Professor Norah Keating is a social gerontologist whose theoretical and empirical research has created evidence, challenged discourses and influenced policy in global, social and physical contexts of ageing. She has placed this work on the international stage through the Global Social Issues on Ageing which fosters collaboration and critical thinking about ageing at the interfaces of regional issues and global trends. Professor Keating holds academic appointments in 3 world regions.
Social contexts of ageing. Professor Keating has created evidence of the extent and consequences of family care; and has contributed to conceptual innovation in lifecourses of family care. This body of work has made family care and its consequences visible and has challenged discourses of family care as normative, ideal and cost free. Her extensive interactions and consultations with governments have brought to policy makers attention the fragility of the family care sector and have contributed to legislation and programs to support family carers.
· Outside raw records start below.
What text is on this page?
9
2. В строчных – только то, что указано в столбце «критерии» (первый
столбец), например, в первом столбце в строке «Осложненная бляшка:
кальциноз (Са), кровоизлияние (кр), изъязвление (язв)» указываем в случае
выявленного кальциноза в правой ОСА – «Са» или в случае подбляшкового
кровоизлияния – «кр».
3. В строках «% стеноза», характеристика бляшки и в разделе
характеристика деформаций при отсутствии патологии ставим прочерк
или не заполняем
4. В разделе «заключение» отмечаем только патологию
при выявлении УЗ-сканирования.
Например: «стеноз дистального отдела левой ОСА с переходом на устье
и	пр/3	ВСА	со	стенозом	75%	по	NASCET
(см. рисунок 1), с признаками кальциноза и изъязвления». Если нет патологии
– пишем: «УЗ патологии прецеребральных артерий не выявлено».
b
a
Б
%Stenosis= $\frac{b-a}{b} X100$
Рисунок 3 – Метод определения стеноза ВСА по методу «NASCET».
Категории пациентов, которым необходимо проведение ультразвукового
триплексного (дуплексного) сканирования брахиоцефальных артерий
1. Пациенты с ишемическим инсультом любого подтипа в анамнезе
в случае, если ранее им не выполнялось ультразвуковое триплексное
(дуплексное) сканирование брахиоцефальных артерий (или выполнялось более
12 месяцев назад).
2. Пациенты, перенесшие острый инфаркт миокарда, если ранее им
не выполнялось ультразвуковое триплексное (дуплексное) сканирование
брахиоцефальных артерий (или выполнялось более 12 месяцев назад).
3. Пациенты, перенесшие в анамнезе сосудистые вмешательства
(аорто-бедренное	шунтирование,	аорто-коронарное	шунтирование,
Community contexts of ageing. Professor Keating’s longstanding programme of theoretical, empirical and policy work on ‘place’ has challenged beliefs about rural communities as good places to grow old and has informed the global agenda on age-friendly communities. Her seminal theoretical work on Critical Human Ecology Theory provides a template for reducing inequalities and improving quality of life of older people through determining the ‘best fit’ between older persons and the places where they live.
Global contexts of ageing. Professor Keating’s research and critical analyses of key global contexts and trends have brought her international prominence and opportunities to build collaborative structures and processes. She challenges gerontologists to focus on macro trends such as climate change, economic recession and political instability to increase visibility of their disproportionate influence on older persons.